Les marchés font la synthèse entre le mix de politique monnaie-budget des deux côtés de l’Atlantique, des taux directeurs, de la croissance et de l’inflation et, aussi et peut-être surtout, des potentiels de croissance long terme. La géopolitique ne fait que renforcer la tendance. Le dollar est très surévalué face au yuan chinois (près de 40 % en parités de pouvoir d’achat). Il peut l’être sans grands dommages internes vis à vis de l’euro alors que se profile sur notre continent une stratégie « environnementale » de limitation de la croissance et de plus d’inflation. La Réserve Fédérale a bien pris ces fondamentaux en compte : la hausse de la monnaie fait une partie du boulot pour contenir l’inflation. Elle peut prolonger sans crainte en raison du marché de l’emploi. Elle peut le faire sans crainte du fait du soutien du budget fédéral. L’Europe peut aussi compter sur les déficits, mais également sur des masses monétaires qui ne seront pas corrigées comme ce sera le cas aux Etats-Unis. La stagnation ou en tout cas une moindre croissance européenne avec une inflation persistante sont dans les scénarios.

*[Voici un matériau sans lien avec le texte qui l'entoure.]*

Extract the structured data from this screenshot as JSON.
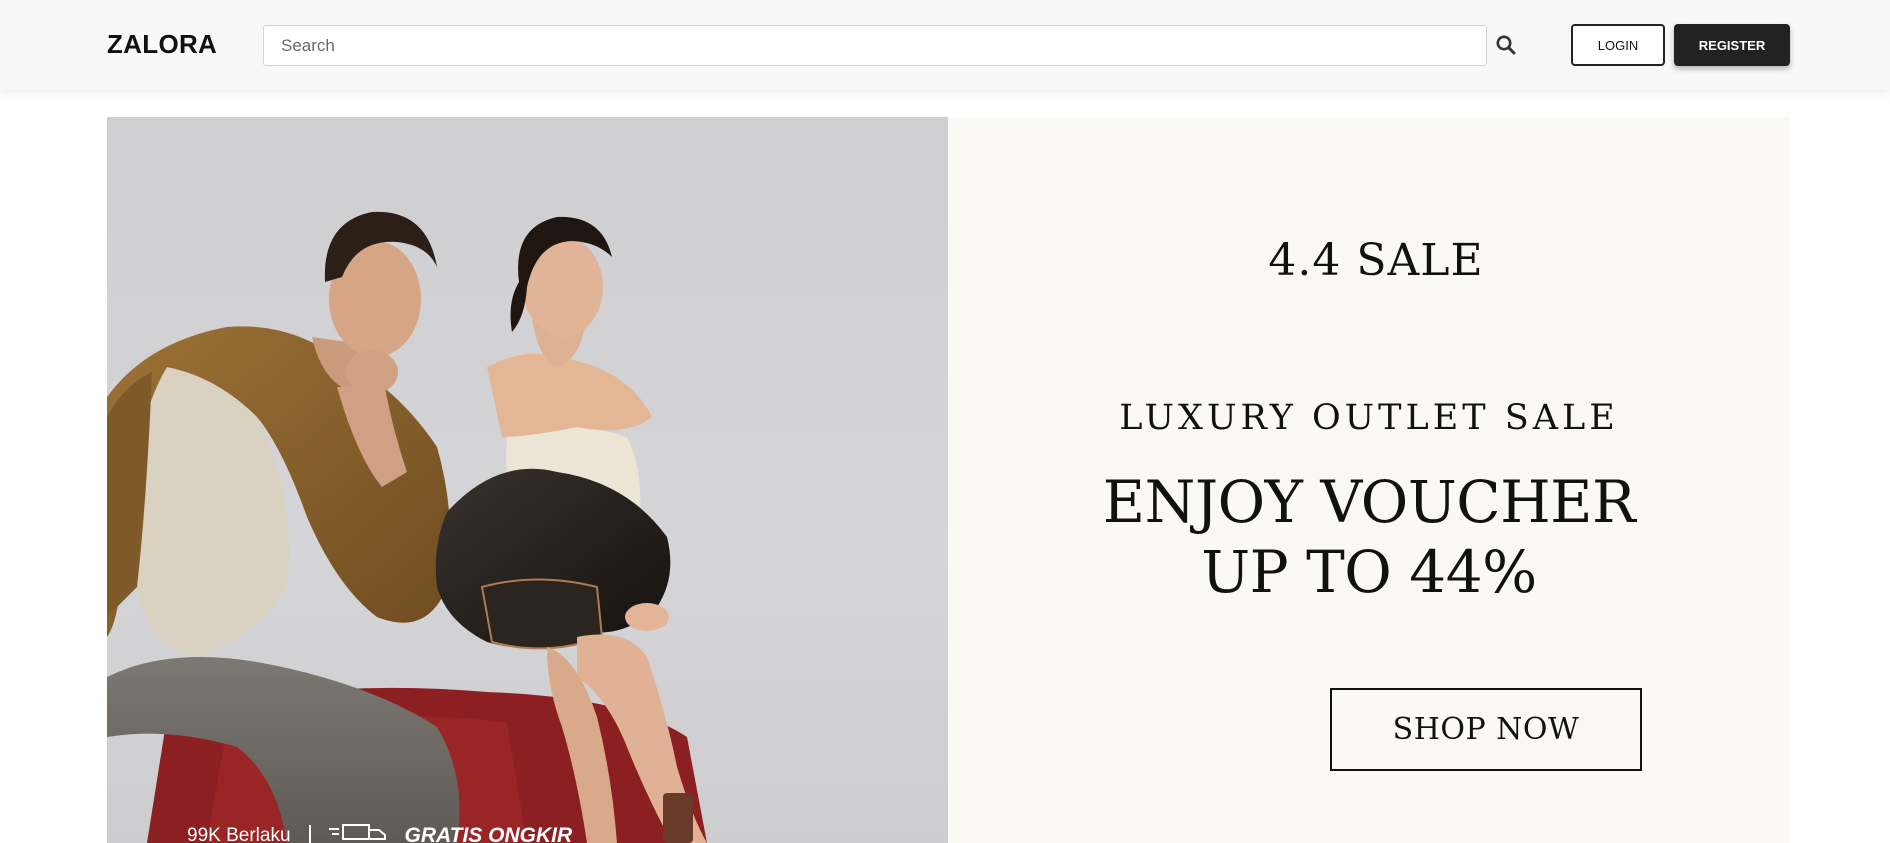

Les investisseurs veulent croire à plus de souplesse pour la gestion américaine en 2023. Le scénario n’est pas sûr. Les matières premières ne vont pas revenir facilement dans leurs niveaux d’il y a deux ou trois ans, les salaires sont sous la pression d’un marché du travail plus que solide. Les risques d’une récession pourront être pris dans la gestion monétaire : plus que ses effets directs sur le cycle, la politique de restauration de la crédibilité monnaie peut en revanche contenir la valeur des actifs. Cela posé, le long terme et le potentiel de croissance sont au bout de la séquence. La hausse du dollar donne la mesure du retard européen, mais va encore déstabiliser une grande partie des pays émergents. Les obligations américaines ont tout pour conserver leur avantage par rapport aux européennes. Les actions aussi : pour un investisseur en euro, la performance du Dow Jones depuis le début de l’année est de + 3,3 % à comparer avec -14,7 % pour l’Eurostoxx 50 et même - 10,2 % pour le CAC 40.